Being thin doesn’t make you immune to stress and challenges either.  It’s easy to blame extra weight for every problem in your life. When that extra weight is gone –it gets harder because when you discover the problems are still there you begin to feel even worse. Only now you can’t comfort yourself with ring dings.  It’s a vicious cycle.  You absolutely have to have new coping mechanisms and habits to deal with any triggers that made you reach for comfort food in the past.

On “The Biggest Loser” people are led to believe that once they lose the weight, they will be happy.   Many of these people actually look into the camera and exclaim, “I’m SO happy now!”   Happiness doesn’t work like that.  You could be happy obese.  Obesity doesn’t make you unhappy.   Happiness does not rely on external factors.   Once you attach it to an external factor –it will crash because things do not stay the same. They change. Look at nature if you want to understand how this works.  If you can change, yet stay the same –you will be happy.   Your habits result from your beliefs.

Establishing good habits from childhood is so important.  Habits are things we do automatically.  When I was a kid, we ran outside to play after school.  They will tell you being poor or being stressed will make you a fat kid. That is baloney.

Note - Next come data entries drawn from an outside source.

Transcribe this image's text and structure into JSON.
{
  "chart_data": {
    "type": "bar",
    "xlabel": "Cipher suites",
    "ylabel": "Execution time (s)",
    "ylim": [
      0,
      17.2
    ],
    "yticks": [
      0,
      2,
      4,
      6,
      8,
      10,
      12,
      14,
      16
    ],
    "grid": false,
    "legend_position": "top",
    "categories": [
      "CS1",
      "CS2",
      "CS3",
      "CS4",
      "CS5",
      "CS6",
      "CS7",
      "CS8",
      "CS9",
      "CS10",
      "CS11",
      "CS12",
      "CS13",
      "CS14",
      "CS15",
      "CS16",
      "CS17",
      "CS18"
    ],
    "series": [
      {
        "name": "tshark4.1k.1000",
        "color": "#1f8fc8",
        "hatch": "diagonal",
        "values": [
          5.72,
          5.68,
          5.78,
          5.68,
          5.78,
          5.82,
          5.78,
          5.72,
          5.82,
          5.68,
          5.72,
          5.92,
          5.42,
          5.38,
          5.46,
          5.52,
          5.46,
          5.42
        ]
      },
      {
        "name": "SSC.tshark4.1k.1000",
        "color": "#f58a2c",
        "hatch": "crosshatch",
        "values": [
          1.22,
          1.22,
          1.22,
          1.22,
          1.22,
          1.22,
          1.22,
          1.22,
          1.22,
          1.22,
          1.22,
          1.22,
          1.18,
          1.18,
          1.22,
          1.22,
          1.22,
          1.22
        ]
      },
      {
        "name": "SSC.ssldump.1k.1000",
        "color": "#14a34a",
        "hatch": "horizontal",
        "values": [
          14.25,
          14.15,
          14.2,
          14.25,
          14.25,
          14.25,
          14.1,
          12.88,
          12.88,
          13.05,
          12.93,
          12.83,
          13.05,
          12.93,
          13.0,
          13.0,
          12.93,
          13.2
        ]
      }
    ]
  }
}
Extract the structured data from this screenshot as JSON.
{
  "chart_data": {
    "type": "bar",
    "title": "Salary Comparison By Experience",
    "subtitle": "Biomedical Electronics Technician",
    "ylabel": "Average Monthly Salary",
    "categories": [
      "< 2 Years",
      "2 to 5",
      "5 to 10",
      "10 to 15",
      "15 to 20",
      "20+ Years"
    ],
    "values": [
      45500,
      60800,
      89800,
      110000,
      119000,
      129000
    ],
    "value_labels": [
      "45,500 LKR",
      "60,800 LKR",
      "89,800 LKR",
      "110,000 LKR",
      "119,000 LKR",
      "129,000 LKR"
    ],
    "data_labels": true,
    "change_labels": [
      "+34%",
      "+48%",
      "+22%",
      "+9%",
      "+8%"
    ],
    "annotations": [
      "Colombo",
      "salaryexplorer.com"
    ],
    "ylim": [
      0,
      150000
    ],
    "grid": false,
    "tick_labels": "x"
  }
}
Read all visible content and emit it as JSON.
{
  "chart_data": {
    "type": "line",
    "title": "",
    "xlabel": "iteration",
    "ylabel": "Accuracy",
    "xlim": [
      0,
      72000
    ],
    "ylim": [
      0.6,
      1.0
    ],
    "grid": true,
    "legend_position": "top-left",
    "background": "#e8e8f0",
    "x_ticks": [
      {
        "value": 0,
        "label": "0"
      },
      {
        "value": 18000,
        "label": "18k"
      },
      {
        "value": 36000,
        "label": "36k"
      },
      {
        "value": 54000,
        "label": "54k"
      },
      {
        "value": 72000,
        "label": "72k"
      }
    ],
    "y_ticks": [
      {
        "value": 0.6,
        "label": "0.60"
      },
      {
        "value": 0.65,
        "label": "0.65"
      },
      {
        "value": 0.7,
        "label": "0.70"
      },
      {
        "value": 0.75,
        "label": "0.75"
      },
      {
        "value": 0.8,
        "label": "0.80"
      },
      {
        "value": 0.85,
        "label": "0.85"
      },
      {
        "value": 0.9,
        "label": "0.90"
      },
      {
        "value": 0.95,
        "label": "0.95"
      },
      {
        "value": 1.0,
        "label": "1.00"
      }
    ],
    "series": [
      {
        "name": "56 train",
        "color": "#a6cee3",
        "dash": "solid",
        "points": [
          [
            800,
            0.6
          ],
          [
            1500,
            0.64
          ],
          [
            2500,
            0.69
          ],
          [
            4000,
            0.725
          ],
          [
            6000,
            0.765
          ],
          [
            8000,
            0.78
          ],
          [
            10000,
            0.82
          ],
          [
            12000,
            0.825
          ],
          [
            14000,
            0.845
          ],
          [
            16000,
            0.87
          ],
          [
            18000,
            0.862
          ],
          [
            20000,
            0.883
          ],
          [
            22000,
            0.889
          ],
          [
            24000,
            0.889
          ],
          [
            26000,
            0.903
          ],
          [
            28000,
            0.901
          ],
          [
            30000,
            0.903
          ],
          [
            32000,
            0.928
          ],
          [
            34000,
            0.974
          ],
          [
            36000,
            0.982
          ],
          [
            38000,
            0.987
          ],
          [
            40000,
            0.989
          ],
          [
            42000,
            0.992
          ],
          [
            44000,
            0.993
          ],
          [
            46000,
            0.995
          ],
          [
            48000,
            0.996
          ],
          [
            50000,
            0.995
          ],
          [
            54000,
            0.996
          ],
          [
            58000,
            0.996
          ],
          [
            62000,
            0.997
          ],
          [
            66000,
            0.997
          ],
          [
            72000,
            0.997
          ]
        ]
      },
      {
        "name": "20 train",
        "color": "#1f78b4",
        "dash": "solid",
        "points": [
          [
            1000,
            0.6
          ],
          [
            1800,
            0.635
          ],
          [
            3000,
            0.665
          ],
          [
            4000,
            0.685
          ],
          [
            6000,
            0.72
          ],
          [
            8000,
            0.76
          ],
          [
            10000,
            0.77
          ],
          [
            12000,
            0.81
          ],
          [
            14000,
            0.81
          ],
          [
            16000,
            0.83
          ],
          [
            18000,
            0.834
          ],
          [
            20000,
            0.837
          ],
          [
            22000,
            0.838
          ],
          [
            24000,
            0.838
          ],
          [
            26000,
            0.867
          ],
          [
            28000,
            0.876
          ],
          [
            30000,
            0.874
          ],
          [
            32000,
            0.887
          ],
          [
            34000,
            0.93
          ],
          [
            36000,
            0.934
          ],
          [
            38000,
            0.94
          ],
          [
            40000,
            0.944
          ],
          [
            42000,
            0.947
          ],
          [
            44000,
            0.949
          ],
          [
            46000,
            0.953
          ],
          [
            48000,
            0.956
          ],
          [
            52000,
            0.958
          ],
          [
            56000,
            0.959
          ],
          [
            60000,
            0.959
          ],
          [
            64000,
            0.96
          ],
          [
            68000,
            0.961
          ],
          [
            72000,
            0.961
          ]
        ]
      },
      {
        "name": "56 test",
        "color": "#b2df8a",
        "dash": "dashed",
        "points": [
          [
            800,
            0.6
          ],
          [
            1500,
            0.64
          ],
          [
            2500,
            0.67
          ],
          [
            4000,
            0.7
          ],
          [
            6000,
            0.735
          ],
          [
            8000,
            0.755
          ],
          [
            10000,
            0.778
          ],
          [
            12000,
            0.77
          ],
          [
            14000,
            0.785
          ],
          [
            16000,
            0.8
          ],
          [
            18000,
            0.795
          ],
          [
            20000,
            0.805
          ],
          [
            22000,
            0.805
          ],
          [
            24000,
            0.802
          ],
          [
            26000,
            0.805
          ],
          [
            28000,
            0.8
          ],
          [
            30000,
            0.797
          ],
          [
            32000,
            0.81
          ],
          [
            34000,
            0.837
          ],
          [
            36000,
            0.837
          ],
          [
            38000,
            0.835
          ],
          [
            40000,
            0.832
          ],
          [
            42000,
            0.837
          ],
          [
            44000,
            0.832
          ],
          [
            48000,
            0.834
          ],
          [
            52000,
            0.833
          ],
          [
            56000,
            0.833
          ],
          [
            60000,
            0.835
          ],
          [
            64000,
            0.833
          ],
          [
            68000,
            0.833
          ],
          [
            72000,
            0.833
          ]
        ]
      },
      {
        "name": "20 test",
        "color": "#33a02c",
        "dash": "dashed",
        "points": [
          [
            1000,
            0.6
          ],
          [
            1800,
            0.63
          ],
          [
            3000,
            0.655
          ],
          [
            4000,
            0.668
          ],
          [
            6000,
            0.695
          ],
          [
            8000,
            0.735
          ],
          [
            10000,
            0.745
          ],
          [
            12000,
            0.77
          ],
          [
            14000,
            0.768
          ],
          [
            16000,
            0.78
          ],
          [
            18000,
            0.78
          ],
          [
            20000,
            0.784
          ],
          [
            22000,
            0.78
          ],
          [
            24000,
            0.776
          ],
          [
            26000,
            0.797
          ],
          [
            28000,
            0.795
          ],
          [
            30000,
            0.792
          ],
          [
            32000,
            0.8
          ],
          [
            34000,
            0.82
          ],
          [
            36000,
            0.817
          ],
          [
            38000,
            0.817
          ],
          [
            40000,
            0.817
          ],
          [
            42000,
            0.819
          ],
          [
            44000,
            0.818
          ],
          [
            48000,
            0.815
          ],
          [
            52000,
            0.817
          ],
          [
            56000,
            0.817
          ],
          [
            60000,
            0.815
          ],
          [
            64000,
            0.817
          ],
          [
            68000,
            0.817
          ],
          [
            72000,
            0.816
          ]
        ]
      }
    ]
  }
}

Bikeriding was big after school. So was jogging, touch football, tag or stoopball right on the steps. And I played tennis with Rob Bonomolo in grade school. We learned how from watching “Hart to Hart” on television. Jump rope was big after lunch in the lunchroom. Susan Favola, Lorelei Donofrio and I made sure to cover the entire alphabet while jumping.

What belief system did we have then? We associated being outdoors with freedom. Freedom from homework (presumably that was done before you ran outside), freedom from sitting in a stuffy classroom, freedom from work, freedom from carrying heavy books, freedom from wearing a uniform.

We could dump our way too heavy book bags, get into comfortable clothing and run free.

Think about that feeling. Close your eyes. Fresh air. Running. Not a worry in the world. We weren’t sitting staring at screens. We were active outdoors. Flying free. Like birds.

Wrong photo.  Those birds are sedentary.  You get the picture.   Visualize flying ones.
If the economy were as it is right now when I was growing up and my Dad was out of a job –I would still run outside and play, even more.

You don’t need Big Brother telling you you have a disease and you’re part of an epidemic that is bigger than HIV (it’s not).

Maybe if the government focused on fixing the economy, as much as they focus on fixing your waistline, the stress would go away for the unemployed, underemployed, single mothers, single fathers, uninsured and kids.

It’s not an epidemic.  Thinking that releases the exact kind of stressful hormones  you don’t want in your body.  Remain calm.  It’s your private health. Take care of it one day at a time.

Make good choices.  Stay positive.   You are going to be okay.  Lifestyle changes and changing your daily habits one day at a time, until it becomes your long-term habits is what will change your health for the better. Preventing disease is something these organizations will NOT profit from –but you will.

Again, you need to educate yourself about healthy habits, healthy foods and daily exercise. Some people will say it’s genetics and they can’t help it. If you know you have a genetic predisposition for obesity, you have a warning. You know that if you don’t do something different, you will have the same outcome as a family member. You can make lifestyle changes that will and can improve your outcome.

I keep repeating 25% of your health is determined by genetics. 75% is lifestyle. Change your lifestyle and you can change your outcome.

Otherwise, others will continue to profit from your illness. It  will also make you more susceptible to other illnesses.

Look up how to reverse (insert whatever) naturally, and you will find a lot of information that for years has been called “quackery” because as I stated –no one can profit from you being healthy.